Bahs - How To Copy Files From A Directory To Multiple Directories?

285 views Asked by At

The directory (mydir) has 1000 files (ls | wc -l) but I want to copy only those files with file.num.txt to a directory num.

Here is an example:

  1. mydir
    • file.1
    • file.1.txt
    • file.2
    • file.2.txt
    • ...
  2. /home/user1/store dir has dirs like
    • dir1
    • dir2
    • ...

So I want to copy file.1.txt to dir1, file.2.txt in dir2 and so forth.

Thanks.

3

There are 3 answers

1
Jahid On BEST ANSWER

This should work:

#!/bin/bash
src="mydir"
dest="/home/user1/store"
dir="dir" #name of the dir without number, i.e dir from dir1, dir2
regex='(.*\.)([0-9]+)(\.txt$)'
for file in "$src"/*;do
  if [[ -f $file ]];then
    if [[ $file =~ $regex ]];then
      mkdir -p "$dest"/"$dir${BASH_REMATCH[2]}"
      cp "$file" "$dest"/"$dir${BASH_REMATCH[2]}"
    fi
  fi
done

Explanation:

${BASH_REMATCH[2]} contains the captured group #2 (which is the number part of filename) from $file matched against pattern $regex. The pattern matching is done in the if statement:

if [[ $file =~ $regex ]];then

mkdir -p is used in case the directory structure doesn't exist, it will create it.

5
Ole Tange On

With GNU Parallel you can run:

parallel '{= $_ = /\.\d+\.txt$/ ? "true" : "false" =} && mkdir -p dir{= s/\D//g =} && cp {} dir{= s/\D//g =}' ::: file.*.txt

The first part evaluates to 'true' or 'false' and is a way of doing 'grep'. If you know 'file.*.txt' are all of the form 'file.num.txt' then it is not needed.

'mkdir -p' will create the dir if it is not already there.

The &&'s are needed to make sure the command is only run if the first part evaluates to 'true'.

GNU Parallel is a general parallelizer and makes is easy to run jobs in parallel on the same machine or on multiple machines you have ssh access to.

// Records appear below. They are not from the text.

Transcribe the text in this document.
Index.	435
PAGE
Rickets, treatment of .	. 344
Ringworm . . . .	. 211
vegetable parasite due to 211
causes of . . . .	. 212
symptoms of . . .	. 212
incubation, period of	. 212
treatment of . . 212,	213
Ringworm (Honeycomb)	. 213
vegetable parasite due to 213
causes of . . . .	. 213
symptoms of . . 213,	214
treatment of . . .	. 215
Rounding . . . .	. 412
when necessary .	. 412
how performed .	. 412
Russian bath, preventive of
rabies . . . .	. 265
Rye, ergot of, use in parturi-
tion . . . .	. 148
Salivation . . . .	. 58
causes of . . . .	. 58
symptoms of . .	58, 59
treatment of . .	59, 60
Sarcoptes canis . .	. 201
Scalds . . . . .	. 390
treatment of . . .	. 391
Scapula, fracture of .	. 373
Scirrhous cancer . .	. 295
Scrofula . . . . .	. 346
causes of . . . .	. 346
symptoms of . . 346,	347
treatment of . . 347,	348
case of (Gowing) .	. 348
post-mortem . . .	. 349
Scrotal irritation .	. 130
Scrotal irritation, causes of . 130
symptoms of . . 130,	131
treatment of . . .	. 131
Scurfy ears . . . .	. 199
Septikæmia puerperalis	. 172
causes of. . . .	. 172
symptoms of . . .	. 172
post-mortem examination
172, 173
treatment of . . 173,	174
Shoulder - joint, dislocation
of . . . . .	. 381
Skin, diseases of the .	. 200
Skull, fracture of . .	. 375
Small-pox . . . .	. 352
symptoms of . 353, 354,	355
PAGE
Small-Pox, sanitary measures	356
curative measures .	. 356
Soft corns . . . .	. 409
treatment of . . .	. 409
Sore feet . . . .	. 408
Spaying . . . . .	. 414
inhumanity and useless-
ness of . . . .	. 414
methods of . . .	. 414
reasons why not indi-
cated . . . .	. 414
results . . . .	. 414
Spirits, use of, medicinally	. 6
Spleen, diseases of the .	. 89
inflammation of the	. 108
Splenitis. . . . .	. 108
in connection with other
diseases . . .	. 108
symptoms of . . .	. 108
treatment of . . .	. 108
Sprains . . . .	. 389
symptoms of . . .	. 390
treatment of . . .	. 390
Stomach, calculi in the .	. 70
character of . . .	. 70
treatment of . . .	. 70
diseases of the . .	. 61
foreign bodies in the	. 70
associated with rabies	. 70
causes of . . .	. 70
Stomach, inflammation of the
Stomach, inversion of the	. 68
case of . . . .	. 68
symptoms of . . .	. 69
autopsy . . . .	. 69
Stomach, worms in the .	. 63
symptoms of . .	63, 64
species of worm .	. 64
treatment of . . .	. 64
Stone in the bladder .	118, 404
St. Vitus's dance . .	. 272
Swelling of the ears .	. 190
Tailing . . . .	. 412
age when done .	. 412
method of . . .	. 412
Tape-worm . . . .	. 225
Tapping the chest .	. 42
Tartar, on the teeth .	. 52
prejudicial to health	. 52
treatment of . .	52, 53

If you have 32 different jobs you want to run on 4 CPUs, a straight forward way to parallelize is to run 8 jobs on each CPU:

Simple scheduling

GNU Parallel instead spawns a new process when one finishes - keeping the CPUs active and thus saving time:

GNU Parallel scheduling

Installation

If GNU Parallel is not packaged for your distribution, you can do a personal installation, which does not require root access. It can be done in 10 seconds by doing this:

(wget -O - pi.dk/3 || curl pi.dk/3/ || fetch -o - http://pi.dk/3) | bash

For other installation options see http://git.savannah.gnu.org/cgit/parallel.git/tree/README

Learn more

See more examples: http://www.gnu.org/software/parallel/man.html

Watch the intro videos: https://www.youtube.com/playlist?list=PL284C9FF2488BC6D1

Walk through the tutorial: http://www.gnu.org/software/parallel/parallel_tutorial.html

Sign up for the email list to get support: https://lists.gnu.org/mailman/listinfo/parallel

0
Marc Bredt On

i was wondering if this could be achieved with find's -exec parameter or xargs but i got stuck on variable substitution for the filenames.

so i ended up on piping to bash's while

find mydir/ -maxdepth 1 -type f -regex ".*\.[0-9]+\(\|\.txt\)" | \
  while read line; do num=${line%\.txt}; \
   cp ${line} /home/user1/store/dir${num##*\.}; \
done